Sistem sewa tanah sendiri mengandung tiga aspek penting. Pertama sewa tanah diharapkan dapat mendukung penyelenggaraan pemerintahan modern di Hindia-Belanda. Kedua sudah barang tentu anggapan bahwa tanah adalah milik pemerintah, sedangkan petani adalah penyewa, maka petani harus membayar pajak berupa sewa terhadap tanah tersebut. Ketiga tujuan pencanangan sewa tanah adah penunjang perkembangan pananam tanaman yang dapat mendukung program eksport pemerintahan Inggris.
Secara keseluruhan sistem sewa tanah oleh Raffles ini tidak berhasil diterapkan di Jawa, terutama dalam upaya untuk menghapuskan feodalisme dan hubungan kultural Jawa sangat menentukan keinginan petani di sawah. Selain itu adalah usaha agar petani-petani untuk dapat langsung berhubungan dengan produsen gagal. Orang-orang Jawa belum mengetahui sepenuhnya perihal transaksi dipasar bebas. Jikalau dilihat dari upaya untuk pensejahteraan dan rakyat juaga gagal. Raffles beranggapan bahwa Jawa seperti India, padahal tidak ada persamaan sama sekali. Sekitar abad keXVI India sudah mengenal mata uang dan cara mengoperasikannya sedangkan Jawa belum mengenal hal tersebut. Orang-orang Jawa juga belum bisa untuk menanam tanaman eksport sendiri, mereka masih perlu suruhan dan arahan karena prinsip dasar pertanian dan perekonomian Jawa adalah memenuhi kebutuhan sendiri (Self Sufficient).

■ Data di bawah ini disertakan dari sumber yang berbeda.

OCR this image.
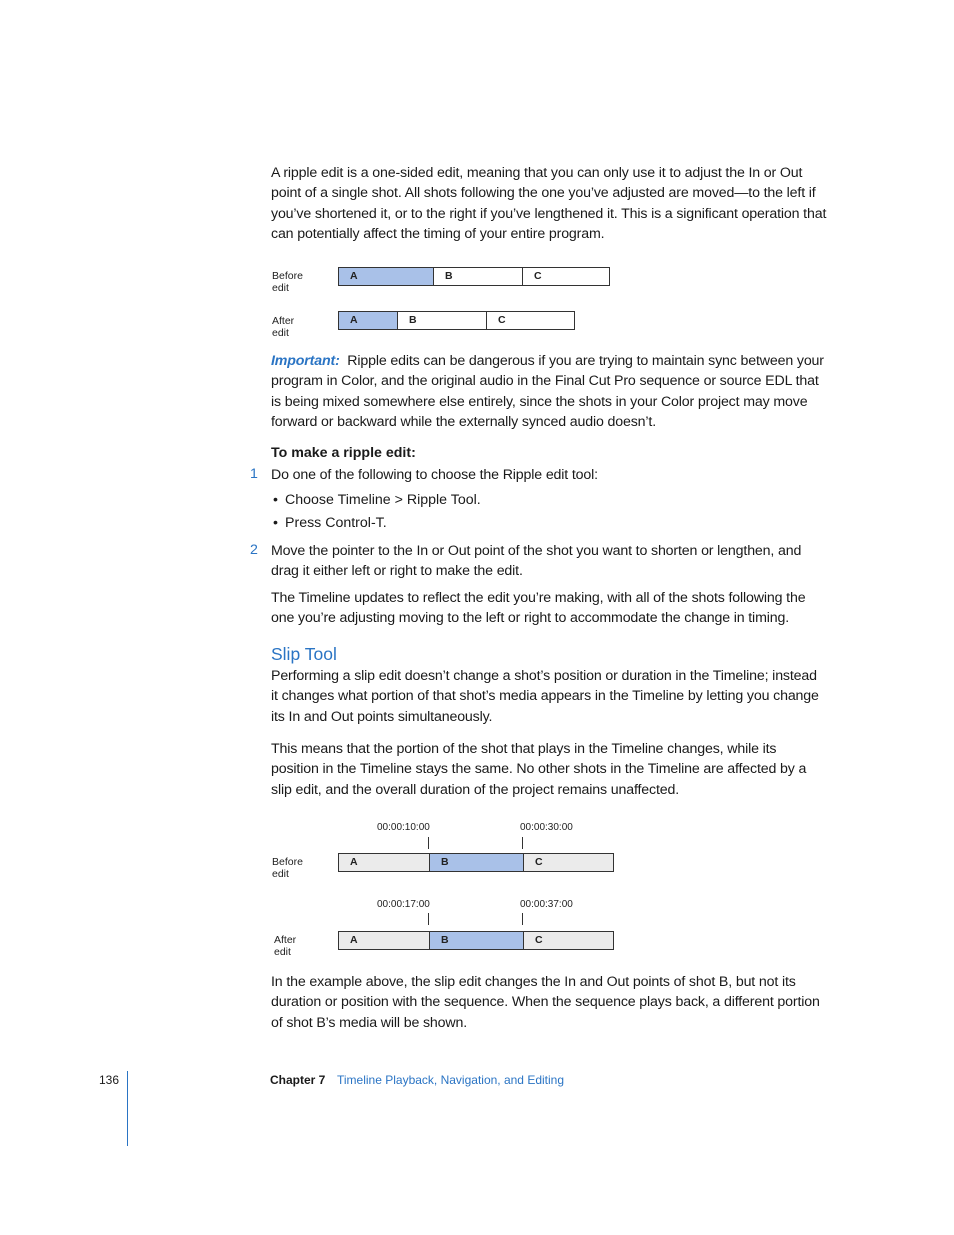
A ripple edit is a one-sided edit, meaning that you can only use it to adjust the In or Out point of a single shot. All shots following the one you’ve adjusted are moved—to the left if you’ve shortened it, or to the right if you’ve lengthened it. This is a significant operation that can potentially affect the timing of your entire program.

Before edit
A	B	C
After edit
A	B	C

Important: Ripple edits can be dangerous if you are trying to maintain sync between your program in Color, and the original audio in the Final Cut Pro sequence or source EDL that is being mixed somewhere else entirely, since the shots in your Color project may move forward or backward while the externally synced audio doesn’t.

To make a ripple edit:
1 Do one of the following to choose the Ripple edit tool:

• Choose Timeline > Ripple Tool.
• Press Control-T.
2 Move the pointer to the In or Out point of the shot you want to shorten or lengthen, and drag it either left or right to make the edit.

The Timeline updates to reflect the edit you’re making, with all of the shots following the one you’re adjusting moving to the left or right to accommodate the change in timing.

Slip Tool

Performing a slip edit doesn’t change a shot’s position or duration in the Timeline; instead it changes what portion of that shot’s media appears in the Timeline by letting you change its In and Out points simultaneously.

This means that the portion of the shot that plays in the Timeline changes, while its position in the Timeline stays the same. No other shots in the Timeline are affected by a slip edit, and the overall duration of the project remains unaffected.

00:00:10:00	00:00:30:00
Before edit
A	B	C
00:00:17:00	00:00:37:00
After edit
A	B	C

In the example above, the slip edit changes the In and Out points of shot B, but not its duration or position with the sequence. When the sequence plays back, a different portion of shot B’s media will be shown.

136	Chapter 7 Timeline Playback, Navigation, and Editing
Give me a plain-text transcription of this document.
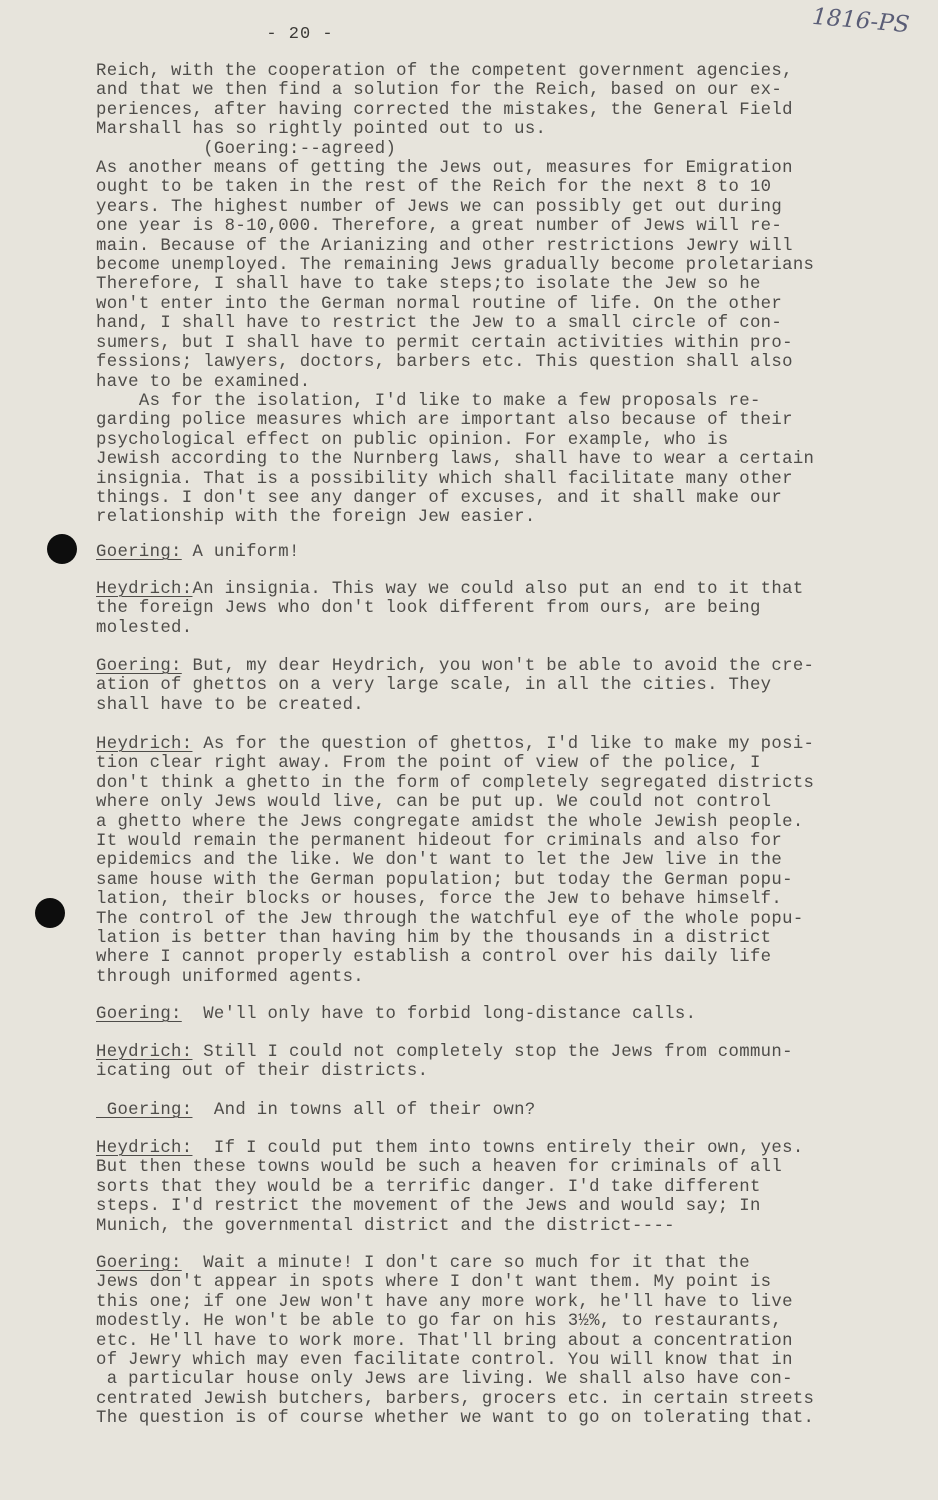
- 20 -	1816-PS
Reich, with the cooperation of the competent government agencies,
and that we then find a solution for the Reich, based on our ex-
periences, after having corrected the mistakes, the General Field
Marshall has so rightly pointed out to us.
(Goering:--agreed)
As another means of getting the Jews out, measures for Emigration
ought to be taken in the rest of the Reich for the next 8 to 10
years. The highest number of Jews we can possibly get out during
one year is 8-10,000. Therefore, a great number of Jews will re-
main. Because of the Arianizing and other restrictions Jewry will
become unemployed. The remaining Jews gradually become proletarians
Therefore, I shall have to take steps;to isolate the Jew so he
won't enter into the German normal routine of life. On the other
hand, I shall have to restrict the Jew to a small circle of con-
sumers, but I shall have to permit certain activities within pro-
fessions; lawyers, doctors, barbers etc. This question shall also
have to be examined.
As for the isolation, I'd like to make a few proposals re-
garding police measures which are important also because of their
psychological effect on public opinion. For example, who is
Jewish according to the Nurnberg laws, shall have to wear a certain
insignia. That is a possibility which shall facilitate many other
things. I don't see any danger of excuses, and it shall make our
relationship with the foreign Jew easier.
Goering: A uniform!
Heydrich:An insignia. This way we could also put an end to it that
the foreign Jews who don't look different from ours, are being
molested.
Goering: But, my dear Heydrich, you won't be able to avoid the cre-
ation of ghettos on a very large scale, in all the cities. They
shall have to be created.
Heydrich: As for the question of ghettos, I'd like to make my posi-
tion clear right away. From the point of view of the police, I
don't think a ghetto in the form of completely segregated districts
where only Jews would live, can be put up. We could not control
a ghetto where the Jews congregate amidst the whole Jewish people.
It would remain the permanent hideout for criminals and also for
epidemics and the like. We don't want to let the Jew live in the
same house with the German population; but today the German popu-
lation, their blocks or houses, force the Jew to behave himself.
The control of the Jew through the watchful eye of the whole popu-
lation is better than having him by the thousands in a district
where I cannot properly establish a control over his daily life
through uniformed agents.
Goering:  We'll only have to forbid long-distance calls.
Heydrich: Still I could not completely stop the Jews from commun-
icating out of their districts.
Goering:  And in towns all of their own?
Heydrich:  If I could put them into towns entirely their own, yes.
But then these towns would be such a heaven for criminals of all
sorts that they would be a terrific danger. I'd take different
steps. I'd restrict the movement of the Jews and would say; In
Munich, the governmental district and the district----
Goering:  Wait a minute! I don't care so much for it that the
Jews don't appear in spots where I don't want them. My point is
this one; if one Jew won't have any more work, he'll have to live
modestly. He won't be able to go far on his 3½%, to restaurants,
etc. He'll have to work more. That'll bring about a concentration
of Jewry which may even facilitate control. You will know that in
a particular house only Jews are living. We shall also have con-
centrated Jewish butchers, barbers, grocers etc. in certain streets
The question is of course whether we want to go on tolerating that.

Seperti yang telah disinggung di depan bahwa Raffles (Inggris) memerintah di Jawa sekitar lima tahun. Dengan singkatnya pemerintahan Raffles ini, maka Raffles belum sepenuhnya berhasil mengembangkan sistem yang dicanangkan. Selain itu para pegawai yang membantu Raffles juga tidak professional. Dengan pelbagai alasan yang telah dikemukakan diatas menyebabkan gagalnya sistem sewa tanah Raffles, walaupun pada akhirnya sistem ini juga diteruskan oleh pemerintah Kolonial Belanda sampai sekitar tahun 1830 sebelum dihapus oleh Van den Bosch.
DAFTAR PUSTAKA
Marwati, dkk. (1993). Sejarah Nasional Indonesia VI. Jakarta: Balai Pustaka.
M. C. Ricklef. (2005). Sejarah Indonesia Modern 1200-2004. Jakarta: Serambi.
Sanusi Pane. Sejarah Indonesia Jilid II. Jakarta: Balai Pustaka.
Sartono Kartodirjo. (1999). Pengantar Sejarah Indonesia 1500-1900 dari Emporium sampai Imporium Jilid I. Jakarta: Gramedia.
Diktat Kuliah Sejarah Imdonesia Abad XIX dan XX: Sistem Politik Kolonial dan Administrasi Pemerintahan Hindia-Belanda. Drs. Daliman, M. Pd.